The major limitation of this study is the small sample size. We experienced difficulty in recruiting patients and family members despite the effort. This small sample size also limited the representativeness even with the quota sampling. All of the participants in our study were recruited from tertiary hospitals in Beijing and Tianjin, which are both megacities with highly economic and medical development in north China. It is not clear how similar or different the treatment preferences are among those from less developed places.
This study reveals different preferences for cancer treatment between oncologists, patients and their family members in China. Education is needed to empower patients and family members and promote shared decision-making in this country.

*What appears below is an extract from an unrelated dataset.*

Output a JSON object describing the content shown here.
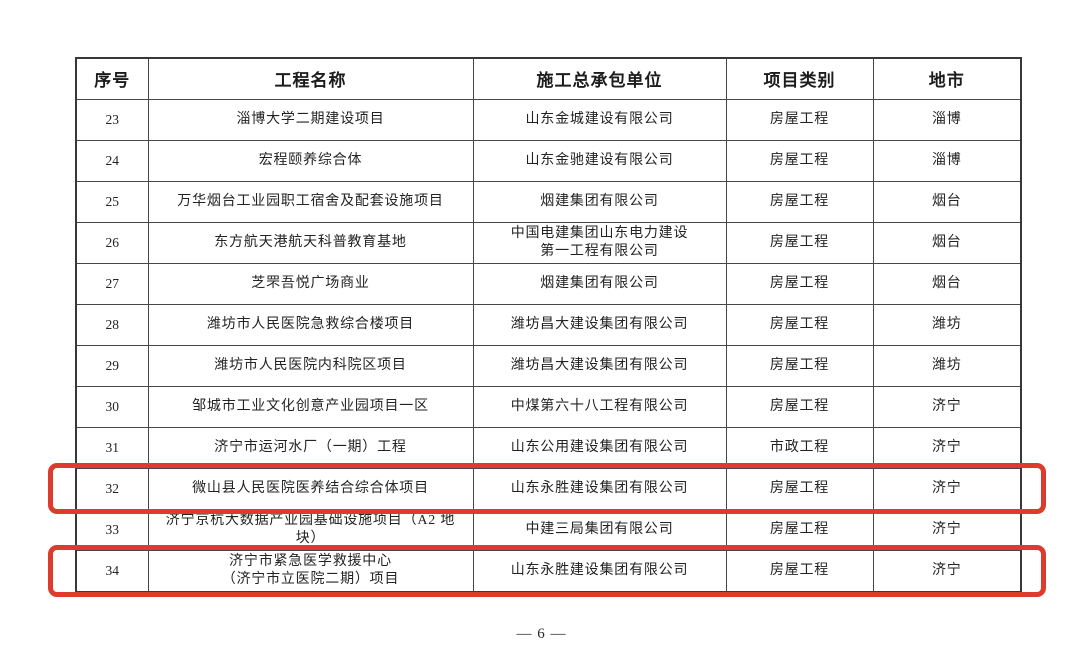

Ethics Approval and Informed Consent
The study was performed in accordance with the Declaration of Helsinki. Informed consent was obtained from all individual participants included in the study. Ethical approval was obtained by the Safety and Ethics Committee of School of Pharmaceutical Science and Technology in Tianjin University and all research hospitals (Tianjin Medical University General Hospital and Tianjin Medical University Cancer Institute & Hospital).
All authors made a significant contribution to the work reported, whether that is in the conception, study design, execution, acquisition of data, analysis and interpretation, or in all these areas; took part in drafting, revising or critically reviewing the article; gave final approval of the version to be published; have agreed on the journal to which the article has been submitted; and agree to be accountable for all aspects of the work.
This study was funded by the National Natural Science Foundation of China (No. 71673197 & No. 71804122).
The authors declare that they have no competing interests.